Alien Wiggly Squid Thing Which is Pretty Gross: *Slappy moist sounds*
David’s Head: [over radio] ”Shaw? Are you there? Him is coming for you.”
Him does come for her, entering the shuttle and coming for her, which Him does.
As Him approaches her menacingly, Shaw retreats, opening the door to the Expensive, Rare, Robotic Medical Surgery Table That is Only Programmed for Men for Some Reason Room and the Alien Wiggly Squid Thing Which is Pretty Gross emerges and attacks Him. Him struggles, but loses to the Alien Wiggly Squid Thing Which is Pretty Gross’ multiple teeth vaginas and tentacles and also more tentacles. The Alien Wiggly Squid Thing Which is Pretty Gross and has Multiple Teeth Vaginas and Tentacles and Also More Tentacles brings Him close and jams an alien ovipositor down his throat. Him dies.
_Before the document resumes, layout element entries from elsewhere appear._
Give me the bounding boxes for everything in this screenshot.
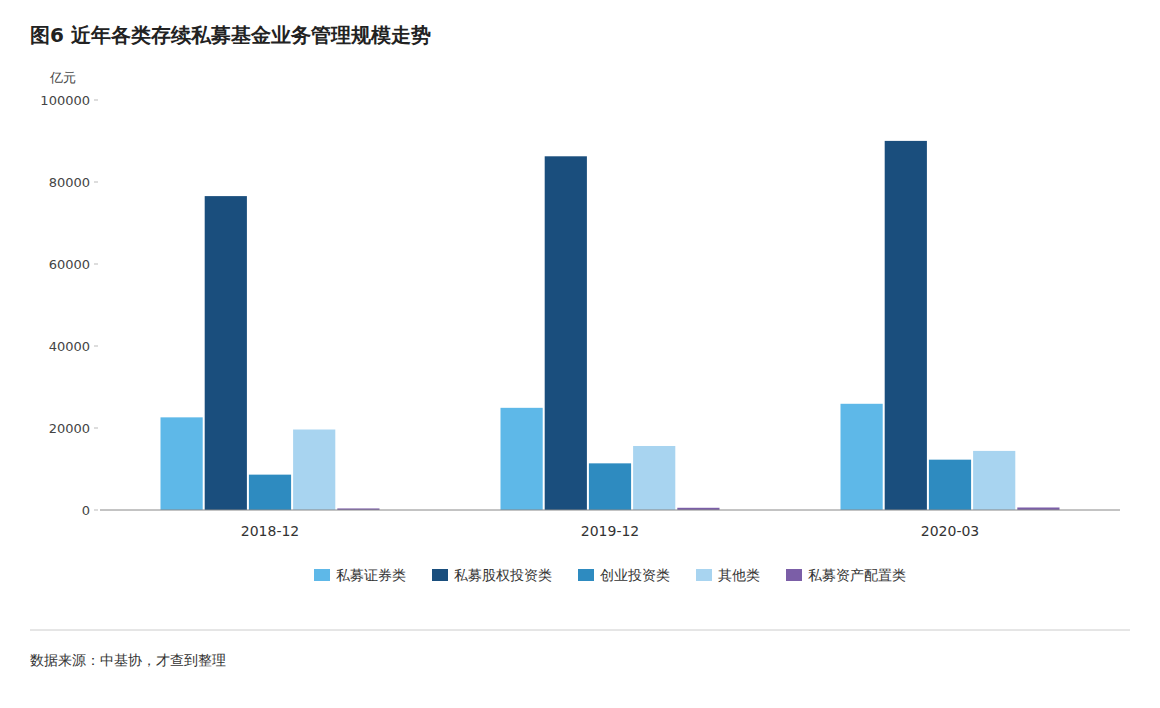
legend-label: 私募证券类 (336, 567, 406, 583)
tick-mark (94, 182, 98, 183)
y-tick-label: 80000 (49, 175, 90, 190)
bar (589, 463, 631, 510)
legend-swatch (696, 569, 712, 581)
legend-swatch (314, 569, 330, 581)
bar (205, 196, 247, 510)
bar (841, 404, 883, 510)
legend-label: 私募股权投资类 (454, 567, 552, 583)
legend-item: 私募股权投资类 (432, 567, 552, 583)
y-axis: 0 20000 40000 60000 80000 100000 (40, 93, 98, 518)
source-note: 数据来源：中基协，才查到整理 (30, 652, 226, 668)
chart-container: 图6 近年各类存续私募基金业务管理规模走势亿元 0 20000 40000 60000 8… (0, 0, 1160, 708)
chart-svg: 图6 近年各类存续私募基金业务管理规模走势亿元 0 20000 40000 60000 8… (0, 0, 1160, 708)
legend-item: 其他类 (696, 567, 760, 583)
bar (885, 141, 927, 510)
bar (545, 156, 587, 510)
x-tick-label: 2020-03 (921, 523, 980, 539)
y-tick-label: 40000 (49, 339, 90, 354)
legend-item: 创业投资类 (578, 567, 670, 583)
y-axis-label: 亿元 (49, 70, 76, 85)
y-tick-label: 60000 (49, 257, 90, 272)
x-axis-line (100, 510, 1120, 511)
tick-mark (94, 428, 98, 429)
y-tick-label: 0 (82, 503, 90, 518)
bar (293, 430, 335, 510)
background (0, 0, 1160, 708)
x-tick-label: 2019-12 (581, 523, 640, 539)
tick-mark (94, 100, 98, 101)
legend-item: 私募资产配置类 (786, 567, 906, 583)
bar (501, 408, 543, 510)
bar (249, 475, 291, 510)
bar (633, 446, 675, 510)
legend: 私募证券类 私募股权投资类 创业投资类 其他类 私募资产配置类 (314, 567, 906, 583)
x-axis: 2018-12 2019-12 2020-03 (241, 523, 980, 539)
legend-swatch (578, 569, 594, 581)
bar (161, 417, 203, 510)
bars (161, 141, 1060, 510)
legend-label: 私募资产配置类 (808, 567, 906, 583)
legend-label: 其他类 (718, 567, 760, 583)
source-divider (30, 630, 1130, 631)
legend-item: 私募证券类 (314, 567, 406, 583)
chart-title: 图6 近年各类存续私募基金业务管理规模走势 (30, 23, 431, 47)
bar (929, 460, 971, 510)
legend-swatch (786, 569, 802, 581)
tick-mark (94, 346, 98, 347)
x-tick-label: 2018-12 (241, 523, 300, 539)
legend-label: 创业投资类 (600, 567, 670, 583)
y-tick-label: 20000 (49, 421, 90, 436)
legend-swatch (432, 569, 448, 581)
y-tick-label: 100000 (40, 93, 90, 108)
bar (973, 451, 1015, 510)
tick-mark (94, 264, 98, 265)
tick-mark (94, 510, 98, 511)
Shaw flees the shuttle. With nowhere to go she heads back to the crashed alien ship, which is in pretty good shape, considering, and picks up David’s Head, which is also in pretty good shape, considering.
David’s Head: ”There are more ships just like this one, which I can fly. We could go back to Earth to...not...murder everyone.”
Shaw: ”Or we could go to Him’s homeworld.”
David’s Head: ”...to murder everyone?”
Shaw: ”No, David’s Head, to ask them why they made us.”
David’s Head: [sighs] “Here we go again...”
They do that, setting up for a sequel that nobody wants.